Case 1. On August 20, 1980, a 55-year-old truck driver left his home in San Bernardino County to haul grapes from vineyards to wineries in the Central Valley of California.
 
Well...

MMWR_screenshot.jpg
Tried it all the way back to 1950. Nada.
 
took a summer job in college with a delivery service, sending me on random runs as wild as driving an envelope from new jersey to boston asap, without asking what's in it.
one day i show up for a pick-up at the famed S&S Cheesecake on 238th in the Bronx (hey you could walk there from Don Rice's place come to think of it), which incidentally is the best cheesecake in new york i've ever tasted. Like I am 99 points on that.
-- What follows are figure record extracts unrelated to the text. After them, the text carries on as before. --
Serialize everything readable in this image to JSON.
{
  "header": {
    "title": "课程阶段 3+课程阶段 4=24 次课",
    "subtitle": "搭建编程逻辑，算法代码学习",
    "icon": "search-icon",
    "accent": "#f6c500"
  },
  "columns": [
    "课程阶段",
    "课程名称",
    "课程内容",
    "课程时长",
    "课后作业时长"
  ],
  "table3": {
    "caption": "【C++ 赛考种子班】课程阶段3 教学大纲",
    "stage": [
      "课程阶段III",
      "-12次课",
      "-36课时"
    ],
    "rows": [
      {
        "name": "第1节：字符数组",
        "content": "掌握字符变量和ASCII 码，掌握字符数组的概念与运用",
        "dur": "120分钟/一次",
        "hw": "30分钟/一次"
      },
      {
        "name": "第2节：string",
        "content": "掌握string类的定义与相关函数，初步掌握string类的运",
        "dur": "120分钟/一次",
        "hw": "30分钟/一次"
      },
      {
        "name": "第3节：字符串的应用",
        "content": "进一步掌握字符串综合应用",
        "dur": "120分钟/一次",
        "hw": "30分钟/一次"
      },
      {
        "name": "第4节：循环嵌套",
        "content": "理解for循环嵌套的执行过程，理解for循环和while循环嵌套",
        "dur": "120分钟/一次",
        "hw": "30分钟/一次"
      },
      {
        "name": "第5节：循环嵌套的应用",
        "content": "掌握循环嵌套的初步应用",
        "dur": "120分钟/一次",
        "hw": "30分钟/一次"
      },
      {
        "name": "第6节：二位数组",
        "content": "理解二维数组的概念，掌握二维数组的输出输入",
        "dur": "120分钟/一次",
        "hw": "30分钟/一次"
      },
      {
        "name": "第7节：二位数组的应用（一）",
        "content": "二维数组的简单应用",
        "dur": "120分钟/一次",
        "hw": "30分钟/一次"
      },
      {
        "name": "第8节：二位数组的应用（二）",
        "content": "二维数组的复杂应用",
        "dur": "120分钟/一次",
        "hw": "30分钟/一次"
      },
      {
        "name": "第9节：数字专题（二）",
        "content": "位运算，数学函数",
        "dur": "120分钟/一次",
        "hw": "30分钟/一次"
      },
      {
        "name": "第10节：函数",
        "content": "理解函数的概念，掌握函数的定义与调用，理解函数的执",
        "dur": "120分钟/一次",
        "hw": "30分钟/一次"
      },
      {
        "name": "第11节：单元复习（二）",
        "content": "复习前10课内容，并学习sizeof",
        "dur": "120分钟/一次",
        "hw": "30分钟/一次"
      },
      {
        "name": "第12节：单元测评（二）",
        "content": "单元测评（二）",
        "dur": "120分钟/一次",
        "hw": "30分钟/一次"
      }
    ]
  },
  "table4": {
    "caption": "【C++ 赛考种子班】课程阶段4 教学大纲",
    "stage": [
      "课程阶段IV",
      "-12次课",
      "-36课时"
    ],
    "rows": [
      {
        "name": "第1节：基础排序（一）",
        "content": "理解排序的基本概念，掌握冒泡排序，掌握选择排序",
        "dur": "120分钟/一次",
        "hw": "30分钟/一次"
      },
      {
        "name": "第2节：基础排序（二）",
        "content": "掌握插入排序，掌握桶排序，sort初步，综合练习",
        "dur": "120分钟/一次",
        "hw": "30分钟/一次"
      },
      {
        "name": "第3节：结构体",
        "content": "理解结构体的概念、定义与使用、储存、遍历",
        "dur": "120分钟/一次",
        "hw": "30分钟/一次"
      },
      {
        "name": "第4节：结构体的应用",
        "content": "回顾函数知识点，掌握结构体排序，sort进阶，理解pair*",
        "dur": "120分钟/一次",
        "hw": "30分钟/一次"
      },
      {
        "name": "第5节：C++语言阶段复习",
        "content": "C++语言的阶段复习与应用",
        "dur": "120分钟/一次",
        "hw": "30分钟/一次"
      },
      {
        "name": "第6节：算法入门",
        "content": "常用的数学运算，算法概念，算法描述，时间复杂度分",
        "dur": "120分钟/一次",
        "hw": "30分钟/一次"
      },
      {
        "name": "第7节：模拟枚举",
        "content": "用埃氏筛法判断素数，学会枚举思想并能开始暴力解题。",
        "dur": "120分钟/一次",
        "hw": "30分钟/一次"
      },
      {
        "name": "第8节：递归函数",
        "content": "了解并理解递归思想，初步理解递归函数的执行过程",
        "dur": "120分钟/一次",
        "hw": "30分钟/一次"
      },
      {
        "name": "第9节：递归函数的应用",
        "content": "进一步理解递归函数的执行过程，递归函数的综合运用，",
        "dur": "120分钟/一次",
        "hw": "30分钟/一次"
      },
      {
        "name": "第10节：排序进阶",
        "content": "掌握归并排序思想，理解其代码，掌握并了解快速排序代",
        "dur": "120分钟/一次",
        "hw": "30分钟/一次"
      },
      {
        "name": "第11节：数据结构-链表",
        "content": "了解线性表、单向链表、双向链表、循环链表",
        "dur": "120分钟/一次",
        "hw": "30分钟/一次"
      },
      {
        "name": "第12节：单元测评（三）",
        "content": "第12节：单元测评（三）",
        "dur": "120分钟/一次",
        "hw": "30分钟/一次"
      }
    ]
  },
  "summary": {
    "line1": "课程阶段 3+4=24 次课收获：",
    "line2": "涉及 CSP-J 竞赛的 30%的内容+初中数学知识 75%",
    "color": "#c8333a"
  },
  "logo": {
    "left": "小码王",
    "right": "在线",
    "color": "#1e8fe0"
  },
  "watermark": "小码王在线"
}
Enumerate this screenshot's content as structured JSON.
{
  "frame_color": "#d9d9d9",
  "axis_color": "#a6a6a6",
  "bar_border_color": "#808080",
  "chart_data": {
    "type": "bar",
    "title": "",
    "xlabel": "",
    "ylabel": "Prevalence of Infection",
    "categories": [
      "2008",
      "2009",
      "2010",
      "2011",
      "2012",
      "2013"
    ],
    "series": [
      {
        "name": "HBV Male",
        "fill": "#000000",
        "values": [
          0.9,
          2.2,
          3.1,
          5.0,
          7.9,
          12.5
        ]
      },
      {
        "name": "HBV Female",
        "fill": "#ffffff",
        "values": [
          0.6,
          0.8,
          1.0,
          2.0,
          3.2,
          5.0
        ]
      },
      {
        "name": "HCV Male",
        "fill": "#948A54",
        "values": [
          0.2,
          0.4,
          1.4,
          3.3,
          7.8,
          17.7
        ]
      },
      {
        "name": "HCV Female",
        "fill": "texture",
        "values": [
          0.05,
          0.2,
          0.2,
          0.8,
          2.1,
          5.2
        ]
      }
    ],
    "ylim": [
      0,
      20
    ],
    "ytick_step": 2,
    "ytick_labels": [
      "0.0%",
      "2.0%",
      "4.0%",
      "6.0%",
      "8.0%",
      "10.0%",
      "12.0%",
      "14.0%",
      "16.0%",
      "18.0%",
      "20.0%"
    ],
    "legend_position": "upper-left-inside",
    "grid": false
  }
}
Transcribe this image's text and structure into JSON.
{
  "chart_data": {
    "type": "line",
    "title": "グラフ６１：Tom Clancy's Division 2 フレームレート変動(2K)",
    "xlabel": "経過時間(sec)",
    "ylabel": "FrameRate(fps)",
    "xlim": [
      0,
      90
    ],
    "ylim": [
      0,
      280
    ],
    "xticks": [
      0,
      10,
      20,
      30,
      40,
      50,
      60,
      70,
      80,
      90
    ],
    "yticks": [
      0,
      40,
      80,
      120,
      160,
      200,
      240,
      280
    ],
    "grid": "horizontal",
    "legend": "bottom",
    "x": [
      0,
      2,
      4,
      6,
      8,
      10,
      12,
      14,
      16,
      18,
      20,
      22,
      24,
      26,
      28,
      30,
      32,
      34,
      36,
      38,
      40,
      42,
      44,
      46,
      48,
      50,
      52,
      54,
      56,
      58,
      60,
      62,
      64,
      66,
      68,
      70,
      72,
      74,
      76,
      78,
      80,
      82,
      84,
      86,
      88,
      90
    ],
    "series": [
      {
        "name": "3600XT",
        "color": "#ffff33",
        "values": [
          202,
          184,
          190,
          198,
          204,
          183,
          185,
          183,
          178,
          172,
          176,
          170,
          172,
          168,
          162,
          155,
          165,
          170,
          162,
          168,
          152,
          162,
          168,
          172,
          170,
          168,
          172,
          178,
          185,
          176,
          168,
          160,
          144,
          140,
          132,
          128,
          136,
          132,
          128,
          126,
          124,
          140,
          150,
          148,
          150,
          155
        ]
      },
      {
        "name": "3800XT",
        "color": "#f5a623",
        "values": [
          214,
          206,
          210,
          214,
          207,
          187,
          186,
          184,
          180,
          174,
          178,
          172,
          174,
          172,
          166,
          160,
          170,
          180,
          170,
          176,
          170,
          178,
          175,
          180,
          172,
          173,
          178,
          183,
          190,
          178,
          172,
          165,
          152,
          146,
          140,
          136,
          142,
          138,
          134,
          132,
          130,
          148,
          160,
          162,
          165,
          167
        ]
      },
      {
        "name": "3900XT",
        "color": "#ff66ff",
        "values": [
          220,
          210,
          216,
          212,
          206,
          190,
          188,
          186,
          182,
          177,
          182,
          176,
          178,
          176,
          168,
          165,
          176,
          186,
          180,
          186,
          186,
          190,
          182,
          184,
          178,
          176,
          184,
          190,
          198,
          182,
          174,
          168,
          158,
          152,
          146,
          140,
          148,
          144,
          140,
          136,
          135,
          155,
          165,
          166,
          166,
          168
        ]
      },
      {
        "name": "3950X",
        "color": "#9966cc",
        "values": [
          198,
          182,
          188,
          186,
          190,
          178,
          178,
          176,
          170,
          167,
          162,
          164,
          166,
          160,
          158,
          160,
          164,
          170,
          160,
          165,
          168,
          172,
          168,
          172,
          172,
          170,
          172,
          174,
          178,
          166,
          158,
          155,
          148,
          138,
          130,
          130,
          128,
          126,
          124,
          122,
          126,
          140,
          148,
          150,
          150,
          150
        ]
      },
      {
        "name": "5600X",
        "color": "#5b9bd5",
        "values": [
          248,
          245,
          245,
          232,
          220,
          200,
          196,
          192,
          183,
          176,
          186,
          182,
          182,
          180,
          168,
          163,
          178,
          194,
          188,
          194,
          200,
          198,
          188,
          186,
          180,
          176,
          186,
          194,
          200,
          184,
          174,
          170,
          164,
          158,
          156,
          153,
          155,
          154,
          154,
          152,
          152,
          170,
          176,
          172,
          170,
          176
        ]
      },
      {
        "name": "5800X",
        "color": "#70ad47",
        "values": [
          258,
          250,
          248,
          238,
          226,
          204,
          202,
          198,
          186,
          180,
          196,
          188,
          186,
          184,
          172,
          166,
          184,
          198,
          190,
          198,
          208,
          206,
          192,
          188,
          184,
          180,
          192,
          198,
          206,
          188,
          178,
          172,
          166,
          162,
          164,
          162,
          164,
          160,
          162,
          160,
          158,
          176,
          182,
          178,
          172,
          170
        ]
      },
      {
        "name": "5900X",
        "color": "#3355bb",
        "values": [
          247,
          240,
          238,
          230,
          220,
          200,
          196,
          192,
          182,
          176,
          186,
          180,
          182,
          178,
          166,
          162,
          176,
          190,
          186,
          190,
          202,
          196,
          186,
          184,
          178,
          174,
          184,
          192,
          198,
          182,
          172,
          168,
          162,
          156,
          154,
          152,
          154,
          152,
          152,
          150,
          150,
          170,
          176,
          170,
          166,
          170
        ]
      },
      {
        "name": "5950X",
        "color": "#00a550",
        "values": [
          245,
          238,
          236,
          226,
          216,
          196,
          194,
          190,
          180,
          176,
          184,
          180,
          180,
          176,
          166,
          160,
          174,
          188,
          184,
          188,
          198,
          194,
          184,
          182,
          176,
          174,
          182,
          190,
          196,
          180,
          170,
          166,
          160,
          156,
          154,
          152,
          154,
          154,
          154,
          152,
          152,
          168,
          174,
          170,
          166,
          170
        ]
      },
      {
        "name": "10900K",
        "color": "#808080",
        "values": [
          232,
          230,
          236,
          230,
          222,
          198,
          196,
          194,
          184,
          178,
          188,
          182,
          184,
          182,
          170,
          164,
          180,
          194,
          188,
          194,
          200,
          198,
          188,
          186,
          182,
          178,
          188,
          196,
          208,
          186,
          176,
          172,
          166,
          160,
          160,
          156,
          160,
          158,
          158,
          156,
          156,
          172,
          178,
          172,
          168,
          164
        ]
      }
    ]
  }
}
It's basically a factory behind big scary metal doors that you have to knock on loudly, followed by a growling "what do you want?!", akin to Joe Dressner's greeting when you'd call up his office wondering when Desvignes would finally release the current vintage. "I want a cheesecake and I have cash!" is advisable at that point.
on this first occasion however i had never heard of them which in itself impressed my counterpart, compelling him to give me a sample.
just as I was leaving for an atlantic city hotel with my jeep filled with cheesecake boxes, the guy casually mentions that i may want to drive with windows rolled down since he had filled the car with dry ice as well
 
Great story, Tovarisch. Beats to hell my summer job delivering pizzas for Leaning Tower of Pizza in Berkeley. Our most regular customers were the working girls at the “massage parlors” on University Ave. Fay at Viking Massage was a particularly unpleasant piece of work, verbally abusive and never tipped, but some modicum of sympathy kept me civil at all times.